We did not mention some other alternatives for CKD patients with eGFR < 30 mL/min/1.73 m2. For example, ferumoxytol is a vascular contrast agent for MR angiography with superparamagnetic properties useful to venous and arterial enhancement in stage 4 and 5 CKD patients [54].

Gadolinium-based contrast agents serve to improve diagnostic images’ sensitivity and specificity and characterize a wide array of cardiovascular pathologies.

NSF is a devastating, multisystemic fibrotic disease that affects the skin, muscle, and other organs (including lung, esophagus, and kidney) described in patients with severe renal impairment exposed to a gadolinium-based contrast agent.

There is not a specific treatment or prophylaxis regimen to treat or prevent the onset of NSF.

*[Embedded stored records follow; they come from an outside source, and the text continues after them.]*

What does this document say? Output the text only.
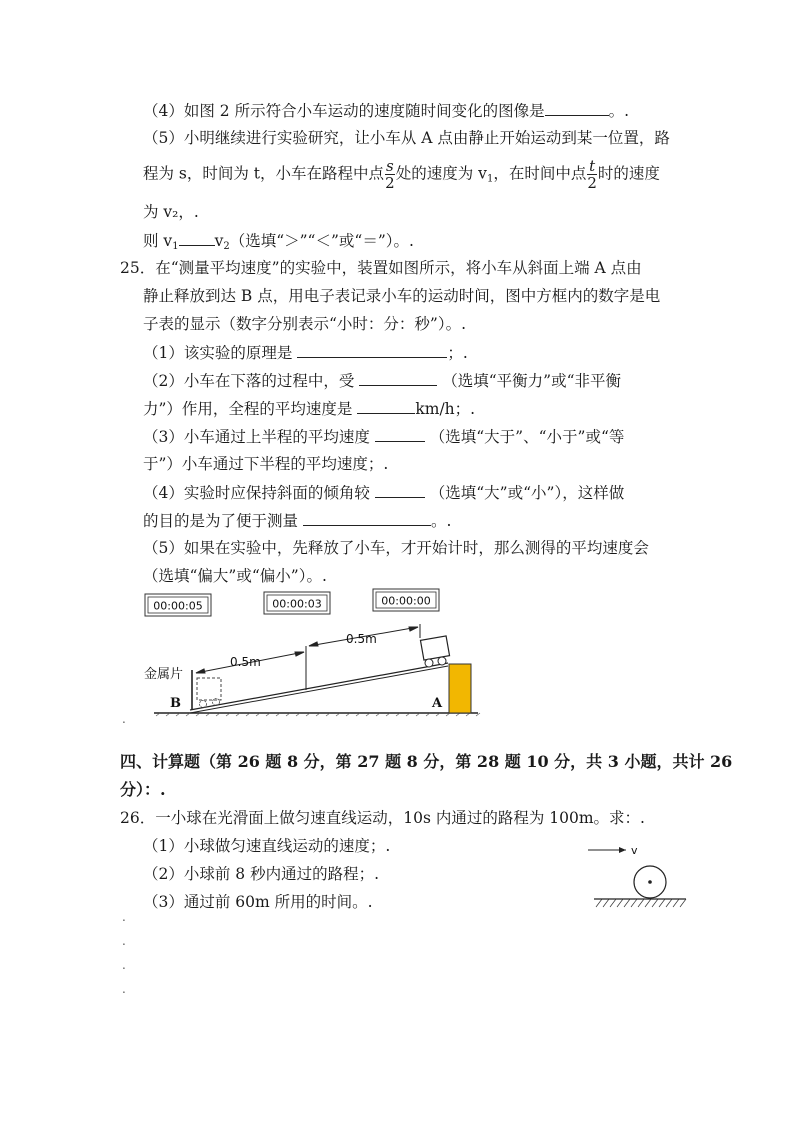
（4）如图 2 所示符合小车运动的速度随时间变化的图像是	。.
（5）小明继续进行实验研究，让小车从 A 点由静止开始运动到某一位置，路
程为 s，时间为 t，小车在路程中点 $\frac{s}{2}$ 处的速度为 $v_1$，在时间中点 $\frac{t}{2}$ 时的速度
为 v₂，.
则 $v_1$ $v_2$（选填“＞”“＜”或“＝”）。.
25．在“测量平均速度”的实验中，装置如图所示，将小车从斜面上端 A 点由
静止释放到达 B 点，用电子表记录小车的运动时间，图中方框内的数字是电
子表的显示（数字分别表示“小时：分：秒”）。.
（1）该实验的原理是	；.
（2）小车在下落的过程中，受	（选填“平衡力”或“非平衡
力”）作用，全程的平均速度是	km/h；.
（3）小车通过上半程的平均速度	（选填“大于”、“小于”或“等
于”）小车通过下半程的平均速度；.
（4）实验时应保持斜面的倾角较	（选填“大”或“小”），这样做
的目的是为了便于测量	。.
（5）如果在实验中，先释放了小车，才开始计时，那么测得的平均速度会
（选填“偏大”或“偏小”）。.
00:00:05	00:00:03	00:00:00
0.5m
0.5m
金属片
B	A
.
四、计算题（第 26 题 8 分，第 27 题 8 分，第 28 题 10 分，共 3 小题，共计 26
分）：.
26．一小球在光滑面上做匀速直线运动，10s 内通过的路程为 100m。求：.
（1）小球做匀速直线运动的速度；.
（2）小球前 8 秒内通过的路程；.
（3）通过前 60m 所用的时间。.
v
.
.
.
.
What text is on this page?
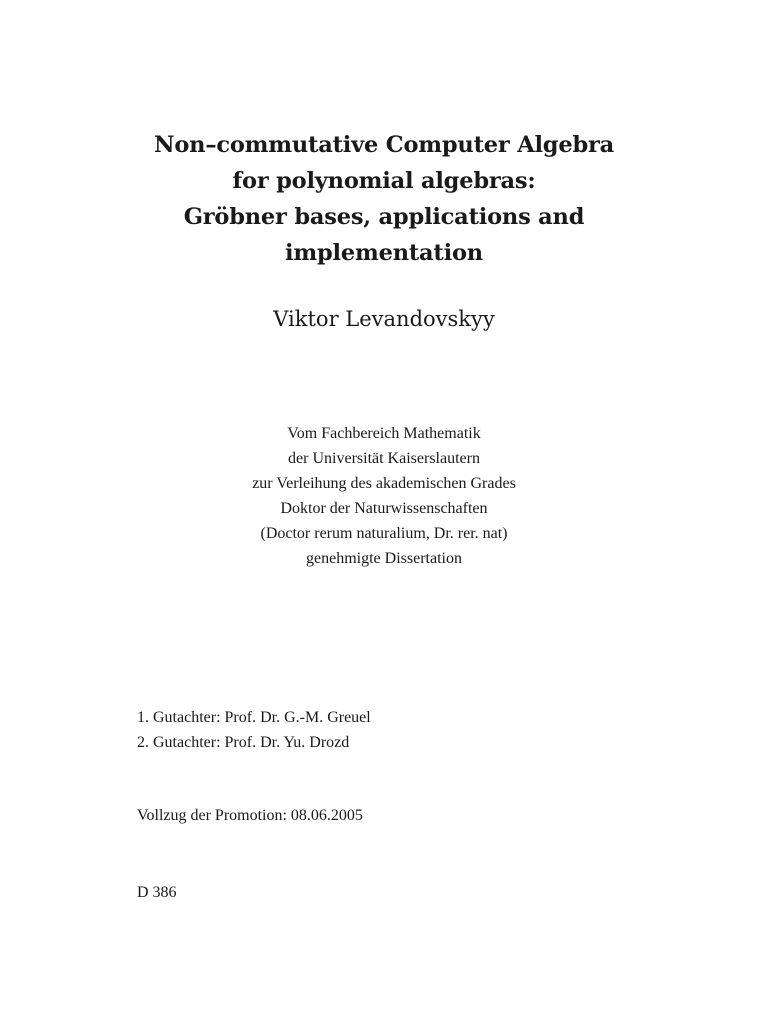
Non–commutative Computer Algebra
for polynomial algebras:
Gröbner bases, applications and
implementation
Viktor Levandovskyy
Vom Fachbereich Mathematik
der Universität Kaiserslautern
zur Verleihung des akademischen Grades
Doktor der Naturwissenschaften
(Doctor rerum naturalium, Dr. rer. nat)
genehmigte Dissertation
1. Gutachter: Prof. Dr. G.-M. Greuel
2. Gutachter: Prof. Dr. Yu. Drozd
Vollzug der Promotion: 08.06.2005
D 386
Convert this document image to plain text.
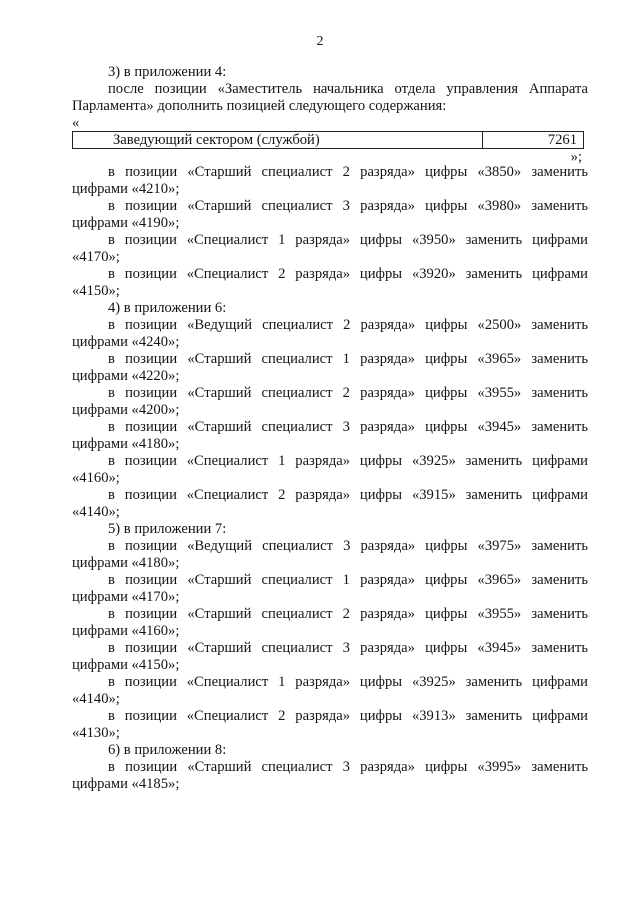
2

3) в приложении 4:

после позиции «Заместитель начальника отдела управления Аппарата Парламента» дополнить позицией следующего содержания:

«
Заведующий сектором (службой)	7261
»;

в позиции «Старший специалист 2 разряда» цифры «3850» заменить

цифрами «4210»;

в позиции «Старший специалист 3 разряда» цифры «3980» заменить

цифрами «4190»;

в позиции «Специалист 1 разряда» цифры «3950» заменить цифрами

«4170»;

в позиции «Специалист 2 разряда» цифры «3920» заменить цифрами

«4150»;

4) в приложении 6:

в позиции «Ведущий специалист 2 разряда» цифры «2500» заменить

цифрами «4240»;

в позиции «Старший специалист 1 разряда» цифры «3965» заменить

цифрами «4220»;

в позиции «Старший специалист 2 разряда» цифры «3955» заменить

цифрами «4200»;

в позиции «Старший специалист 3 разряда» цифры «3945» заменить

цифрами «4180»;

в позиции «Специалист 1 разряда» цифры «3925» заменить цифрами

«4160»;

в позиции «Специалист 2 разряда» цифры «3915» заменить цифрами

«4140»;

5) в приложении 7:

в позиции «Ведущий специалист 3 разряда» цифры «3975» заменить

цифрами «4180»;

в позиции «Старший специалист 1 разряда» цифры «3965» заменить

цифрами «4170»;

в позиции «Старший специалист 2 разряда» цифры «3955» заменить

цифрами «4160»;

в позиции «Старший специалист 3 разряда» цифры «3945» заменить

цифрами «4150»;

в позиции «Специалист 1 разряда» цифры «3925» заменить цифрами

«4140»;

в позиции «Специалист 2 разряда» цифры «3913» заменить цифрами

«4130»;

6) в приложении 8:

в позиции «Старший специалист 3 разряда» цифры «3995» заменить

цифрами «4185»;
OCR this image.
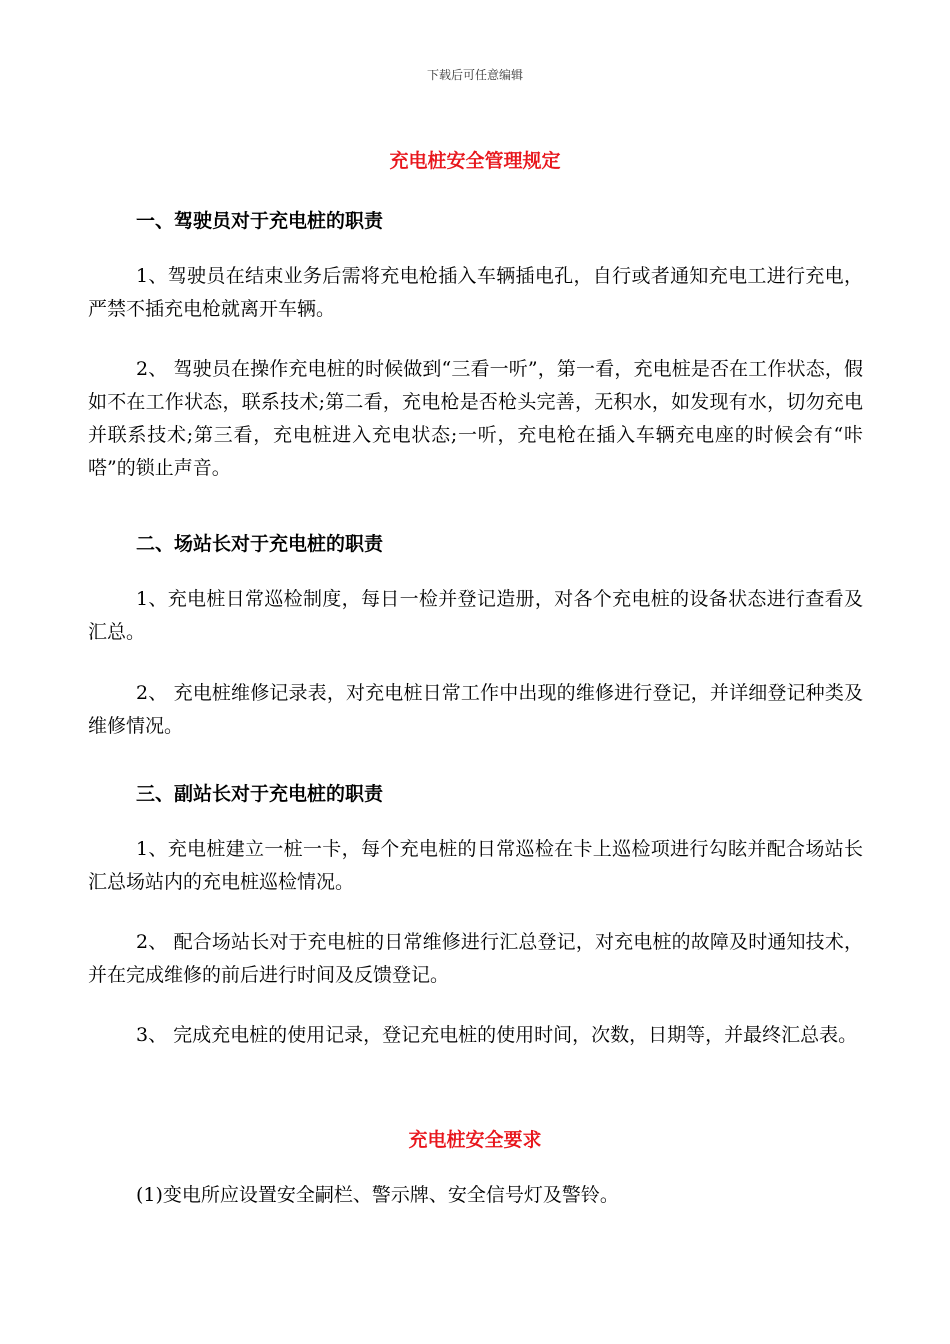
下载后可任意编辑
充电桩安全管理规定
一、驾驶员对于充电桩的职责
1、驾驶员在结束业务后需将充电枪插入车辆插电孔，自行或者通知充电工进行充电，严禁不插充电枪就离开车辆。
2、 驾驶员在操作充电桩的时候做到“三看一听”，第一看，充电桩是否在工作状态，假如不在工作状态，联系技术;第二看，充电枪是否枪头完善，无积水，如发现有水，切勿充电并联系技术;第三看，充电桩进入充电状态;一听，充电枪在插入车辆充电座的时候会有“咔嗒”的锁止声音。
二、场站长对于充电桩的职责
1、充电桩日常巡检制度，每日一检并登记造册，对各个充电桩的设备状态进行查看及汇总。
2、 充电桩维修记录表，对充电桩日常工作中出现的维修进行登记，并详细登记种类及维修情况。
三、副站长对于充电桩的职责
1、充电桩建立一桩一卡，每个充电桩的日常巡检在卡上巡检项进行勾眩并配合场站长汇总场站内的充电桩巡检情况。
2、 配合场站长对于充电桩的日常维修进行汇总登记，对充电桩的故障及时通知技术，并在完成维修的前后进行时间及反馈登记。
3、 完成充电桩的使用记录，登记充电桩的使用时间，次数，日期等，并最终汇总表。
充电桩安全要求
(1)变电所应设置安全嗣栏、警示牌、安全信号灯及警铃。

Even though the newer macrocyclic agents have proven to be much safer in patients with chronic kidney disease and end-stage renal failure, clinicians must fully understand the clinical characteristics and risk factors of this devastating pathology and maintain a high degree of suspicion to prevent and recognize it. Cardiac MRI with late gadolinium enhancement (LGE) has significantly impacted the management, decision making, and diagnosis of various cardiomyopathy or interstitial heart disease. However, the over-concerned about nephrogenic systemic fibrosis may make cardiac MRI with LGE be avoided inappropriately. The risk and benefits of this imaging study should be balanced.